Does difficulty of winning this Race makes that trip to victory lane all that much more special?

INDIANAPOLIS — Nearly 800 people in the human existence have ever raced in the Indianapolis 500. Out of those near 800, only 73 of them have won it. It’s an exclusive club to be an Indy 500 winner. Not many people living can say that they’ve done it. That’s also why we’ve seen over the years the emotion that comes out of an Indianapolis 500 champion. I mean, it’s the only race on the NTT IndyCar Series schedule that labels the race winner as a “champion.”

It’s not just that the win that’s special. Don’t get me wrong, crossing the yard of bricks is enough to make a grown man weep of happy tears of joy. But, it’s also everything after it too. You’re forever lauded in racing lore when you get to cross the famed yard of bricks first. But, it’s also to what happens during the course of 500 miles to what makes winning here so damn special too.

In order to win Indy, you have to be damn near perfect. Literally. There’s no margin for error here. From on track, to pit road, to everything in between, you can’t slip up or a win will become out of reach in an instant.

Especially now. The field is just so deep, so talented. To beat drivers like this, you have to be perfect.

“It’s a package” said defending Indy 500 champion Simon Pagenaud. “Obviously, it’s not just the race car. You have to have luck that day. The stars have to align for you. You need to bring your A game. The entire crew, the strategist, everyone has to make the perfect execution.

“At the end of the day, you also have to have the right package that year on your car. Setup, engine, everything. It’s obviously to me, with the 24 Hours of LeMans, the toughest race of the year to win. There’s so many factors to get right, especially the outside factors beyond your control and you do need the outside factors need to go your way.”

It’s eerie that the guy that he beat in 2019 in Alexander Rossi, echoed the same thing as Pagenaud about an hour earlier in the day.

“Yeah everything has to go right,” said last year’s runner-up but also the 2016 champion in Rossi. “Who would have thought that the strategy that we defaulted to after pit stop problems in ’16 would have been the one to have won the race. There’s no predicting it.

“There’s 33 cars that have a full and equal part to win this thing on Sunday. Pit stops are going to be, I mean each year there’s a little bit more of a track position race over years past because the competition gets better and it gets hotter, that sort of thing.”

500 miles. Four turns per lap. 800 turns all day. The amount of precision, perfection and concentration is what makes that cold drink of milk after 3+ hours of a mentally taxing race so damn worth it.

But, once you win it, it’s something that you don’t ever want to give back either.

“I don’t want anyone to take it from me,” Pagenaud said.
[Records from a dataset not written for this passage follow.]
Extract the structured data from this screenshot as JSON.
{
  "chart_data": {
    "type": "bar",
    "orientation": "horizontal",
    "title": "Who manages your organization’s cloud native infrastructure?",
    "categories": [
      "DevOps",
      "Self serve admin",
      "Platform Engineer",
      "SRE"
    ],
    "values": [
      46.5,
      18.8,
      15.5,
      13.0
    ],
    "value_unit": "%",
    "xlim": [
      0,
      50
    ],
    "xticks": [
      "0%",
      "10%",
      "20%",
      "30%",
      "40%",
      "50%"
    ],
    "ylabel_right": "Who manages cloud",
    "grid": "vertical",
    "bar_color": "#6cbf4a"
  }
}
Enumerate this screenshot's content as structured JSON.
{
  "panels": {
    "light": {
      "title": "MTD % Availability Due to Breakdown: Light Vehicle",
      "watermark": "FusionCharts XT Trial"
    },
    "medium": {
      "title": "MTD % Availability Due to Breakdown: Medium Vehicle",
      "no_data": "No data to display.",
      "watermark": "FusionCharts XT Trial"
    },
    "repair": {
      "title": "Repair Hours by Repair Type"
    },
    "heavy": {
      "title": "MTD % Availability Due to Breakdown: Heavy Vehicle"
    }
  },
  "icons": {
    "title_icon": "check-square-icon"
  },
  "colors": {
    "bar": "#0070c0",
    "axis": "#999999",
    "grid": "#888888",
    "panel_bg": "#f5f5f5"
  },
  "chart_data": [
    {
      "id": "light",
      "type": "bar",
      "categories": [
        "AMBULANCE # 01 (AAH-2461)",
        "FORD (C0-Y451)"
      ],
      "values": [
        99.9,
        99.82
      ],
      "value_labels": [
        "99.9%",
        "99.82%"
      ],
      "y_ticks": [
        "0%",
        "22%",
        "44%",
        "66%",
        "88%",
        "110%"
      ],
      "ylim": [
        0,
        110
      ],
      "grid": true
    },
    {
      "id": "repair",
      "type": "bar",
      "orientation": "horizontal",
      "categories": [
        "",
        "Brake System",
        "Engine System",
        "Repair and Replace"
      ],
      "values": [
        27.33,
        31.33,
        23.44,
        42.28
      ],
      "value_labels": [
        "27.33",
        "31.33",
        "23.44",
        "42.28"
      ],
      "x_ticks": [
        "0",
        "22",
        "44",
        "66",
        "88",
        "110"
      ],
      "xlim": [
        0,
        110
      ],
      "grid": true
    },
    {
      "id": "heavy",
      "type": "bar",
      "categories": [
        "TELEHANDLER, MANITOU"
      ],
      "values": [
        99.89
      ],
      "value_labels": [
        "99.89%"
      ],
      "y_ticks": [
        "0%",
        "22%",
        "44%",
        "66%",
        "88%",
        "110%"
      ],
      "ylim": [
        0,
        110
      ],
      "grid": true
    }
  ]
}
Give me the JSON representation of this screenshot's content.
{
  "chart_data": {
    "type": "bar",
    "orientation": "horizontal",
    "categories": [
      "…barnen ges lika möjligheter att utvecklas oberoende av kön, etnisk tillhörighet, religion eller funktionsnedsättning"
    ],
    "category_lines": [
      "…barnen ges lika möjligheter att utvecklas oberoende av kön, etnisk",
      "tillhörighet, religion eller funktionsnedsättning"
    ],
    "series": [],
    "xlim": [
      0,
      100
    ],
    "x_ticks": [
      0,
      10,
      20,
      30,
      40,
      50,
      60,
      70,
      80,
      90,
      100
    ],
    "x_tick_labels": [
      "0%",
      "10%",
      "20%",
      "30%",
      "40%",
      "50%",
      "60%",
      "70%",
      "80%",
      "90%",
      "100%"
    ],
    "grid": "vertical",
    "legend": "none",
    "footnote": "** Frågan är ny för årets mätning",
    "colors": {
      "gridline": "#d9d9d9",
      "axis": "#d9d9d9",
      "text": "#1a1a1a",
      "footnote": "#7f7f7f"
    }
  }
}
Rossi has always felt the same. He knows that people questioned his love for the race following his 2016 win. It wasn’t that he didn’t love to win, he just didn’t know what to expect. That’s why he says you see even more emotion pouring out of series veterans that have never experienced a win here despite several tries. But, that emotion a second time, it would come out for Rossi.

“Everyone talks about like when Tony (Kanaan) won and Will (Power) won, they’ve been trying so long and that type of emotion came out and that is obviously a real thing,” Rossi said to me last year. “But, for the guys that have won and gotten a taste of it, you don’t know what you don’t know. Until you’ve won, you don’t realize how amazing it is. How special an event that this is to win. Every time that a year goes by and you know someone else will get to go do all that stuff that you get to go do, you just think ‘oh this sucks.’ So for sure it adds fuel to the fire every year that goes by.

When told about Rick Mears getting more and more emotional after each one of his win, Rossi said “oh for sure because you realize every year you come here, you realize how challenging it is to get it done. How all the pieces of the puzzle have to fall in place. Some are in your control and some aren’t. It’s a pretty magical part when it all happens.”

A prime example is finishing second to Pagenaud in 2019. Rossi notes that he thinks about that race more right now than his win in ’16 because of how close he was and how you can’t squander a race winning car here due to all the circumstances around it.

“To this day I still haven’t watched an Indy 500 from start to finish that I’ve competed in,” continued Rossi. “I mean, I still think about the 2019 finish more of the 2016 win because it’s more recent or maybe it’s because it sucks to finish second. It’s a horrible feeling especially when it’s a second place for when you know you got up there trying to do something wild.

“Like in 2016, if we finished second, that’s a total different emotion. To have a car to potentially win and you come up short is tough because it’s so hard around here that puts you in that position. It takes so many factors and elements that puts you up there to win the Indianapolis 500. You never know if you’re going to have it again. When you see that opportunity and it gets away from you, it’s hard to swallow.”

On May 29, another driver will go down in Indy lore. Only Helio Castroneves, Juan Pablo Montoya and Takuma Sato have won this thing more than once, but even if either of them, the emotion will be just as joyful as the others.